During World War I, a lot of the company's production resources were required for war production, and presumably until today, parts of the area are contaminated with the remains of mustard gas grenades.
In 1927, this company merged with another company and began conducting pharmaceutical research.
The company was renamed in 1950 and after the German reunification, the production facilities were relocated, so the entire complex has been abandoned since the 1990s.
Do you remember the gallery of the abandoned distillery? The building in those
pictures actually belonged to the original company that started the chemical business in the area as a company for the rectification of alcohol.
They then expanded their product line to include alcoholic preparations for laboratory use.
As I've said, in 1927, the company started with the pharmaceutical research, and later in the 20th century rose to be one of the three largest pharmaceutical companies in the GDR (German Democratic Republic).
A nice little anecdote:
Since 1919, the company tried to buy the area on which during the war more than 24.000 grenades per day had been filled with mustard gas.
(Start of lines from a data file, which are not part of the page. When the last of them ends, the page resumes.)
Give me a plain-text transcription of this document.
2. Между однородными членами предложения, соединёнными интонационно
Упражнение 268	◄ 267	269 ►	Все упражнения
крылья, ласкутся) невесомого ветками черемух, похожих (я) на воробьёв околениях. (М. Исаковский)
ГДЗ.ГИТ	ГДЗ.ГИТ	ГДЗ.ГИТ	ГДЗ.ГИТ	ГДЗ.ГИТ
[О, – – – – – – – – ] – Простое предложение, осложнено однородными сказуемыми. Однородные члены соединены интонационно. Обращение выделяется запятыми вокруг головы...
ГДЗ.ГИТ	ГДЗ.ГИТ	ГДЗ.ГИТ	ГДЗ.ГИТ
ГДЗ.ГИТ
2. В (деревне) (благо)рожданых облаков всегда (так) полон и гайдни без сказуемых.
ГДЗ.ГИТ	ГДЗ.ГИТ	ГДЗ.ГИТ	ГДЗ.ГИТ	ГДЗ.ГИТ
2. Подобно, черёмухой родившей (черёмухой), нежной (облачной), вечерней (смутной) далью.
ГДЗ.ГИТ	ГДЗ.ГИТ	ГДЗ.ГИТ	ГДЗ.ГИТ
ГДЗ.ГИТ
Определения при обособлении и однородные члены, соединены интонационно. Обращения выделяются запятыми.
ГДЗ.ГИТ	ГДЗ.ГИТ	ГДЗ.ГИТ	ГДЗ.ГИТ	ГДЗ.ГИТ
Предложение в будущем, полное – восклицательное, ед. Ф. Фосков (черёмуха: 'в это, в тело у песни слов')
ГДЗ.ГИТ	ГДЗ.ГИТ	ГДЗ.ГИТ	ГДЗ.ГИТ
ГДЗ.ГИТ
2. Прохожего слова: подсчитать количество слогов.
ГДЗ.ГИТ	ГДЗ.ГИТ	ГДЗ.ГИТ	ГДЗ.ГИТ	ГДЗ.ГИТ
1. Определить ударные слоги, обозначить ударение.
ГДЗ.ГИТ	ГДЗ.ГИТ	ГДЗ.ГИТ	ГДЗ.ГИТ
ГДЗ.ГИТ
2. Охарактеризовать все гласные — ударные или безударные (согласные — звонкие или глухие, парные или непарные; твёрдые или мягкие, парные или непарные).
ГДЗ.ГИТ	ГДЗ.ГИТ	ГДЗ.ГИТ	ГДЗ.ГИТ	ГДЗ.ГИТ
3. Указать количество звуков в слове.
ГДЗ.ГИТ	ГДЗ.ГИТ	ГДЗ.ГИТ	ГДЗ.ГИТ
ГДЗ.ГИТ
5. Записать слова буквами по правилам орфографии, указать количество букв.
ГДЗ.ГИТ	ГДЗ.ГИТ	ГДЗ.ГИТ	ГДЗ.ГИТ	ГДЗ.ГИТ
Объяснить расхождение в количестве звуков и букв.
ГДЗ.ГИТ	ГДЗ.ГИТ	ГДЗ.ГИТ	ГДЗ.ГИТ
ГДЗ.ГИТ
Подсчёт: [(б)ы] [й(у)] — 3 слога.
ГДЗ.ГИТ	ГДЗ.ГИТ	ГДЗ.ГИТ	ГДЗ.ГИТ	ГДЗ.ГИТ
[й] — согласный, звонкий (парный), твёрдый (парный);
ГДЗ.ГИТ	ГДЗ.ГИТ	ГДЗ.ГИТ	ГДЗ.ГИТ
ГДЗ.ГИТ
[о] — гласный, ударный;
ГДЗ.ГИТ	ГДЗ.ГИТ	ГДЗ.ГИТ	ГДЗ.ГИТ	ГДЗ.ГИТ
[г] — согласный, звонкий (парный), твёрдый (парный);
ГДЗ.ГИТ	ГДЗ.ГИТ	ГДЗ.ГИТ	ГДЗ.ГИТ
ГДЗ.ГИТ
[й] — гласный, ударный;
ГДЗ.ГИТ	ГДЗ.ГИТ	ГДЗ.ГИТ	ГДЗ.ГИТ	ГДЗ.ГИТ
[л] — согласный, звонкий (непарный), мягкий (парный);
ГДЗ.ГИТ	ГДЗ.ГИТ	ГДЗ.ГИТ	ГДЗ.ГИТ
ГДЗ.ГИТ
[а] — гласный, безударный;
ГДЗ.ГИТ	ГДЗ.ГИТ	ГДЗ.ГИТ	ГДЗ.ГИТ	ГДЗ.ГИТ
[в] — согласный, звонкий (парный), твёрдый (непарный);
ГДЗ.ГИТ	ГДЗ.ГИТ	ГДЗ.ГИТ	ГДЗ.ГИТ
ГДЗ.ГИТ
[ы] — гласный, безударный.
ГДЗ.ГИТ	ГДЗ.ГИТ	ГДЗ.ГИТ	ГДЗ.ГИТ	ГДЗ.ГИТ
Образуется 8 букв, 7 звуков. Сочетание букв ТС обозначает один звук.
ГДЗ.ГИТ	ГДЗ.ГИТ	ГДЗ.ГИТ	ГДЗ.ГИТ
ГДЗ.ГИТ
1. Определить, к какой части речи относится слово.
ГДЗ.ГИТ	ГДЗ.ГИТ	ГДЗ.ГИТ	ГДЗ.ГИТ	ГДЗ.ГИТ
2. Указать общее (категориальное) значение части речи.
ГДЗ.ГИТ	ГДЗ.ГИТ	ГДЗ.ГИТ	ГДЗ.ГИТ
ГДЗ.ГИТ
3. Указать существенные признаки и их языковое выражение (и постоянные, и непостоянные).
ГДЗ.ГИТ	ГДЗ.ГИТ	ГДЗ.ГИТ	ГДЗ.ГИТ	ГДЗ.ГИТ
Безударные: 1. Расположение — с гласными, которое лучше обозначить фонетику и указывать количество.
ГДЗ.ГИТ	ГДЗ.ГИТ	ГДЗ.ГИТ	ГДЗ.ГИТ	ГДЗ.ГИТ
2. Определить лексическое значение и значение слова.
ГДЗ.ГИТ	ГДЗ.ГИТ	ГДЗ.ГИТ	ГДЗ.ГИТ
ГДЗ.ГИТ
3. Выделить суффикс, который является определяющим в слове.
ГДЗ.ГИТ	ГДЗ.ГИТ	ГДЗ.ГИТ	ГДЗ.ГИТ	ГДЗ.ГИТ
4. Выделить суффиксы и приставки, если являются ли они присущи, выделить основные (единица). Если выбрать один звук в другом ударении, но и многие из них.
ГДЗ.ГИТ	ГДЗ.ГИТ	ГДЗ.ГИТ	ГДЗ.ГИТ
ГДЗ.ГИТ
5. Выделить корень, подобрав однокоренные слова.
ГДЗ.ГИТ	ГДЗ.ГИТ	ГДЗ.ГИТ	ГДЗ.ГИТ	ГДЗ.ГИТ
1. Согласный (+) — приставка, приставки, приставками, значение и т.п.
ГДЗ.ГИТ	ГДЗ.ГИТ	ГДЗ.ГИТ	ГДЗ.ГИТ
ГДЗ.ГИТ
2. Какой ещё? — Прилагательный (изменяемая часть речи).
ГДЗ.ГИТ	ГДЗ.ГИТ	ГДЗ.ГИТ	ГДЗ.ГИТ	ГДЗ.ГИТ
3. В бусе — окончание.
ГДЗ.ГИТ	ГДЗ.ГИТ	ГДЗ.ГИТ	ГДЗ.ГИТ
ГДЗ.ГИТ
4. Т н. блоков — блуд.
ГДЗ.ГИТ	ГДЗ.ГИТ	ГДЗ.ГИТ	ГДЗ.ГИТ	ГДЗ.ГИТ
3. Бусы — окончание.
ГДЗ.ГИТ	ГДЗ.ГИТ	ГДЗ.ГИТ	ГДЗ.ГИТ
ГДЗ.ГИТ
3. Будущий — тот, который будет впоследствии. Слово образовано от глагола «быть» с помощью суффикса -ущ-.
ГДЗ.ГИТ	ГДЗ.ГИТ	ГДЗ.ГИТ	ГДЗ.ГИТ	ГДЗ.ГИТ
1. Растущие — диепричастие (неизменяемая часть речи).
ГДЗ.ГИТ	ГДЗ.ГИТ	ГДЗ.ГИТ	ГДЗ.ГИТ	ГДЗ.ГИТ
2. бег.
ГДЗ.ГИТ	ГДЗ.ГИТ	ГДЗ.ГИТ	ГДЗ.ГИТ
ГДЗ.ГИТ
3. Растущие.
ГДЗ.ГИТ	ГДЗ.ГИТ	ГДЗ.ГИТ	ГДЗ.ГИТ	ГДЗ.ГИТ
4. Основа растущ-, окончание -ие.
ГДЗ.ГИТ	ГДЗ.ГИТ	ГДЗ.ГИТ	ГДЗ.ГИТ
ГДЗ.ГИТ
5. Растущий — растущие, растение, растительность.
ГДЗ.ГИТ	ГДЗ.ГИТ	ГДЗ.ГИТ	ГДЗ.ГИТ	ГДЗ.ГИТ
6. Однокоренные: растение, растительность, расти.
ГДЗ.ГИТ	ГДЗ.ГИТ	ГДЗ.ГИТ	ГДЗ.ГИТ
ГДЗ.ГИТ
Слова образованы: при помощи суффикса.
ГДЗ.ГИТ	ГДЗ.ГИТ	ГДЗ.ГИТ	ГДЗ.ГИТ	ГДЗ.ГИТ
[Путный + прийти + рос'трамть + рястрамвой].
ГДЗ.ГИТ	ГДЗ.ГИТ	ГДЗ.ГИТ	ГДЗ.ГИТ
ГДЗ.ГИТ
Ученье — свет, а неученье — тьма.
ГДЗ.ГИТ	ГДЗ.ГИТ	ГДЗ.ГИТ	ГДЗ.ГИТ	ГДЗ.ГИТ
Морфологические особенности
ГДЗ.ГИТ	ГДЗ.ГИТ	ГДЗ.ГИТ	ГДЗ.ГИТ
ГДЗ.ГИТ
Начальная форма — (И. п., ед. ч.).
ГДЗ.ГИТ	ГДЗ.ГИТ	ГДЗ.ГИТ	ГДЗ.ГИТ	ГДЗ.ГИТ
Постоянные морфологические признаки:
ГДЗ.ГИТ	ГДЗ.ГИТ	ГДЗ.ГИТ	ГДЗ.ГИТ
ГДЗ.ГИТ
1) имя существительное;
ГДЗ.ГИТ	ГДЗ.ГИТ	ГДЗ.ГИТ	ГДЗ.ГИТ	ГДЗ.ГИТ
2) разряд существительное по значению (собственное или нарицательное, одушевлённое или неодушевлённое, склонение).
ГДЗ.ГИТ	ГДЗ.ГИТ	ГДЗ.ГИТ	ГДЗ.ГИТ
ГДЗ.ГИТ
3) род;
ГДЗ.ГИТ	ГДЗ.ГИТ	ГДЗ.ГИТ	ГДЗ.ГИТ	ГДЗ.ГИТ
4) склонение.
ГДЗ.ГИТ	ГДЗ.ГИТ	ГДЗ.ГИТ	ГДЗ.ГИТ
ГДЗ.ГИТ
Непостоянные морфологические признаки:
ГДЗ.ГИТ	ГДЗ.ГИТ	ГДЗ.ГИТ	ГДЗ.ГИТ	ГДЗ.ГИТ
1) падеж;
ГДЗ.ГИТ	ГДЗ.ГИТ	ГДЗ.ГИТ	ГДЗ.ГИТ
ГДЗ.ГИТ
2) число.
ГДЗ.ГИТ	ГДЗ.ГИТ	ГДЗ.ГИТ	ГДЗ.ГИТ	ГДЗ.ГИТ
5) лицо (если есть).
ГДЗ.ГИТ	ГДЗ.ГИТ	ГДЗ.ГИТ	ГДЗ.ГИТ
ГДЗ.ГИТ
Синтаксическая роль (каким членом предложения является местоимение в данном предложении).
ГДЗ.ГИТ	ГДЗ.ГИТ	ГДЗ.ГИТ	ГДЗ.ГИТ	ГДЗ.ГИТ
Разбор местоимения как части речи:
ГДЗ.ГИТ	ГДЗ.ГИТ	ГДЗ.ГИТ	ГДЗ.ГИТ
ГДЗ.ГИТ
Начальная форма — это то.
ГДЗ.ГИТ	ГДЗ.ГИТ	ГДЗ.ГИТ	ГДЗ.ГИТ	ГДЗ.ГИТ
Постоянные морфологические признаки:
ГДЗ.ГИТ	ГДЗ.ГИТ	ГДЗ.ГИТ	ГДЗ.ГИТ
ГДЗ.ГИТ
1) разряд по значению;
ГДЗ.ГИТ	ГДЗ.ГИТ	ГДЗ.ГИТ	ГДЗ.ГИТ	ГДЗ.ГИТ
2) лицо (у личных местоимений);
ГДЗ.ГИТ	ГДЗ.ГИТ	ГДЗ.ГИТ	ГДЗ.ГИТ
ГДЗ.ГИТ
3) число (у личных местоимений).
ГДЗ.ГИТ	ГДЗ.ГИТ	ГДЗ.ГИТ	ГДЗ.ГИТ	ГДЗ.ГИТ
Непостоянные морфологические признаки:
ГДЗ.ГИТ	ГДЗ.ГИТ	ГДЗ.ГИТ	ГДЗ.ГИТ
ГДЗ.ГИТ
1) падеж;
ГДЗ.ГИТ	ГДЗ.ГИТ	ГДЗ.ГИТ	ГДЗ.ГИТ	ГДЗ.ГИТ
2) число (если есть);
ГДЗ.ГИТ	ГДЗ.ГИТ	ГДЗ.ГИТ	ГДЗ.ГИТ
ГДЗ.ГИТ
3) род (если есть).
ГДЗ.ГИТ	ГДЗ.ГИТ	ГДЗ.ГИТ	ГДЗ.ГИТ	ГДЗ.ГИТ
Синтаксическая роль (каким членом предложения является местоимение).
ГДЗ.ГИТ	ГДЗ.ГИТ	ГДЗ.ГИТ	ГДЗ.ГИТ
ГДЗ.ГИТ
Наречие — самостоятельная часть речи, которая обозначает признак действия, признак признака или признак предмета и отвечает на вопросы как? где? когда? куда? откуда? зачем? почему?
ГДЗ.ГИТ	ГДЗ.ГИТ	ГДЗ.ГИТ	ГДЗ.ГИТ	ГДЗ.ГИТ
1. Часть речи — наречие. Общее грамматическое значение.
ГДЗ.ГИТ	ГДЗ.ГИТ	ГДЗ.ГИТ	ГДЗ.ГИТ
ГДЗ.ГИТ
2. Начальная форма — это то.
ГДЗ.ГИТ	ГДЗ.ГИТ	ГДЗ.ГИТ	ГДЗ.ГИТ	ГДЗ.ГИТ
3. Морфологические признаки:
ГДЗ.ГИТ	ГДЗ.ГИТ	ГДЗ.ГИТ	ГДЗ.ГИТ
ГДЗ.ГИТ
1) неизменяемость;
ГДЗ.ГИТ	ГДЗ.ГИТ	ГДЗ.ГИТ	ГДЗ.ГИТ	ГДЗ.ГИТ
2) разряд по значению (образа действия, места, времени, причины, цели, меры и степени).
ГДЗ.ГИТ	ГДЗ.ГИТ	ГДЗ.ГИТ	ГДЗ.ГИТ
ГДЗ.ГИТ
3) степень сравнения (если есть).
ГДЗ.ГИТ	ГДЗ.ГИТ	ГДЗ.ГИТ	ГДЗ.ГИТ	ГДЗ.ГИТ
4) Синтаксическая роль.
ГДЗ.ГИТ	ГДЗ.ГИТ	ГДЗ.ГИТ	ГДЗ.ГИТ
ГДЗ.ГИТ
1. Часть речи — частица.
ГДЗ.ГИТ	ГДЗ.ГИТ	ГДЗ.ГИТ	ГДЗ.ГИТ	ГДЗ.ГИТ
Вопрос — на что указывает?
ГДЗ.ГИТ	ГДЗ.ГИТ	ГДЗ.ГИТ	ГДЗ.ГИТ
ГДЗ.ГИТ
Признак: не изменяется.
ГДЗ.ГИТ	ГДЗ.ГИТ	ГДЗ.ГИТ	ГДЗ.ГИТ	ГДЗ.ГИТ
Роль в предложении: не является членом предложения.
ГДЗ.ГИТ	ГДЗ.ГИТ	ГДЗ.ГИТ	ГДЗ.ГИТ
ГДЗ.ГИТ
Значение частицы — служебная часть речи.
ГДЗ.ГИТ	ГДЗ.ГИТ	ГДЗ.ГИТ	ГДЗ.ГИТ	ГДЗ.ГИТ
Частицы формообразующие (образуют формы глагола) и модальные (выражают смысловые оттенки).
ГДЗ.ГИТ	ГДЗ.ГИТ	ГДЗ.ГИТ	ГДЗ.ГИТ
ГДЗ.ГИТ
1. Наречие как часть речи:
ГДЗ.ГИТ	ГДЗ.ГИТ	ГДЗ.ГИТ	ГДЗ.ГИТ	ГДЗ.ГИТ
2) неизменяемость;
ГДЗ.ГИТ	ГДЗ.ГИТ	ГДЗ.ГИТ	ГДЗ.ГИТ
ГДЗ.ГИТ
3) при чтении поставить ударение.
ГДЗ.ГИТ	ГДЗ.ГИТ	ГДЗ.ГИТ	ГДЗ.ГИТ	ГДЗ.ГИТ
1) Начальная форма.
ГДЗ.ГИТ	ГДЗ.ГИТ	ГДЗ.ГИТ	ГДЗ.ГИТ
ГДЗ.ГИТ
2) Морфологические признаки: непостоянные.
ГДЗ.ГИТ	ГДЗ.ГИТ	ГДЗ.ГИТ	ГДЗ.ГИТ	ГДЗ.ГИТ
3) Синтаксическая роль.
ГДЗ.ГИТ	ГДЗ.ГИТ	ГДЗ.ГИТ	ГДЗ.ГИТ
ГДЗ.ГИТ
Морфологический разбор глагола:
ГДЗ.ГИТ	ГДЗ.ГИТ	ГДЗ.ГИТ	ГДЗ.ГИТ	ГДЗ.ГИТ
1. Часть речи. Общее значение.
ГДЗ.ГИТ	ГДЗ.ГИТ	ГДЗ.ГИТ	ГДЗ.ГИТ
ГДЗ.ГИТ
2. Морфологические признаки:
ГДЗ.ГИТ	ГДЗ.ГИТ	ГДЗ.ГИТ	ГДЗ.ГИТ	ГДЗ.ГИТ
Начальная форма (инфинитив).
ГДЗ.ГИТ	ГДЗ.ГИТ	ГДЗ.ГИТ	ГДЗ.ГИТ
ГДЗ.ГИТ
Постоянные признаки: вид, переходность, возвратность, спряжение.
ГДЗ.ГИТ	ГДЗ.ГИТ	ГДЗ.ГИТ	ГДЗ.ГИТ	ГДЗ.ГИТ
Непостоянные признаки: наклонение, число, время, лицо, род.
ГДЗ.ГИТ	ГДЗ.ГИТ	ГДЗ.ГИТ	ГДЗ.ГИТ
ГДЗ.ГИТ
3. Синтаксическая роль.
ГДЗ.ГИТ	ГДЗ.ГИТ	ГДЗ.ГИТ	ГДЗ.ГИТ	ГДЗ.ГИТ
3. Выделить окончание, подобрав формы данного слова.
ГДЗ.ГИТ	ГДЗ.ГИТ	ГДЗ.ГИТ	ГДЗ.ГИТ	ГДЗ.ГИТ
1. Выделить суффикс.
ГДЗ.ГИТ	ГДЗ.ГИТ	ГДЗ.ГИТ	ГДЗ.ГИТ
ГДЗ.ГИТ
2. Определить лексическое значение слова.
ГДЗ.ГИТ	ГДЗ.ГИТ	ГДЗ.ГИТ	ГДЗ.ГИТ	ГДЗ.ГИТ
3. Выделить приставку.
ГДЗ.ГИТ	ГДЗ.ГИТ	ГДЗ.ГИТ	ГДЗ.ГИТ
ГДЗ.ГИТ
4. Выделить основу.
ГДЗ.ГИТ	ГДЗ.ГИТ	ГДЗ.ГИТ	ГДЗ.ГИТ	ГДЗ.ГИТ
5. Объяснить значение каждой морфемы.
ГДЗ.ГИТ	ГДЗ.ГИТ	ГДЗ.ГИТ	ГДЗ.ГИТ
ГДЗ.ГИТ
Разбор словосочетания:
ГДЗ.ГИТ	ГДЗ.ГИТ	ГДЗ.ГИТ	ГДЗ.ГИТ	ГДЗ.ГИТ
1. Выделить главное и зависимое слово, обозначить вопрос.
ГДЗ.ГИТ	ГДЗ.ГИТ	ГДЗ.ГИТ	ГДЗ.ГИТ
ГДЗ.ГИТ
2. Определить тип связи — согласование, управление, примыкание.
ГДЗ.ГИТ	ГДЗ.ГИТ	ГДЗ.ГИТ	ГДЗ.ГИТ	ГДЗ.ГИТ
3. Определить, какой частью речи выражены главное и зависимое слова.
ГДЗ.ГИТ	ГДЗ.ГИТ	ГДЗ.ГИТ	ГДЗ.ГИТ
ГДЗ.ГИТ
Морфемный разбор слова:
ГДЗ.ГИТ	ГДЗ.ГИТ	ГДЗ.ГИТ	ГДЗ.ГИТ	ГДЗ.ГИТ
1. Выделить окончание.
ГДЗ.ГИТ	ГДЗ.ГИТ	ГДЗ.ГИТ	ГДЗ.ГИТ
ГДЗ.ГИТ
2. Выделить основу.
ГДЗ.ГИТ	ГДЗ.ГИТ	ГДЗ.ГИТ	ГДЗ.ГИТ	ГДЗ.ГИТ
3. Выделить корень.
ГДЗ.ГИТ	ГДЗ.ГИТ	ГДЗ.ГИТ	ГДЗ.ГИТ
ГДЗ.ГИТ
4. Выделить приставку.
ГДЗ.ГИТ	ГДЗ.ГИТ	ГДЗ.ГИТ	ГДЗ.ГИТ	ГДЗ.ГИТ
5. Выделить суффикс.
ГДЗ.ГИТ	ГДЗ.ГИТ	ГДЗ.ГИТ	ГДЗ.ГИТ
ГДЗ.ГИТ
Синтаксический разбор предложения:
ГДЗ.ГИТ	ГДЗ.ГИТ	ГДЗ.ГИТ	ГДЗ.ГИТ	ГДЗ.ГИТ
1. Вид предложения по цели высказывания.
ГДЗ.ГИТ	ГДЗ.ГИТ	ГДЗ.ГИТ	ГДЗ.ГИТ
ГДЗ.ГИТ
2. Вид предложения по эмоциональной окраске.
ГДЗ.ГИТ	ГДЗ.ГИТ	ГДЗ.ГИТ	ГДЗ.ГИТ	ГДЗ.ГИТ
In January of 1919, estimations about the remaining amount of combat agents were available. Almost 3.000 metric tons were still there and had to be destroyed. This was finished around August 1919.
But what worried more, were the 12.000 grenades with production faults that were leaking gas and had been buried on the premises.
The "graves" for the grenades had been fenced in and marked by signs after the war, but the markings and part of the fencings were gone by 1921.
The company was concerned that the buried grenades could harm the compnay - not so much by exploding, but by way of the leaking gas that could react with air and water in the ground to build sulfuric acid and hydrochloric acid. These acids could cause massive damage to metal pipings and pumps and the company would have to hold the war ministry liable for any damages, possibly over many decades.
The ministry however referred to a report that counter-checked the company's reports and said that the chlorine gas leaking from chlorine grenades that had been buried there as well would be neutralizing the threat.
End of the story: The company and its successors have had trouble with the remains of the poison gas until today.
Gallery Update: Tour on February 27, 2016.
A lot of the older buildings have been torn down. Developers are planning to build about 300 new apartments on the premises. It is only a question of time until everything will be gone.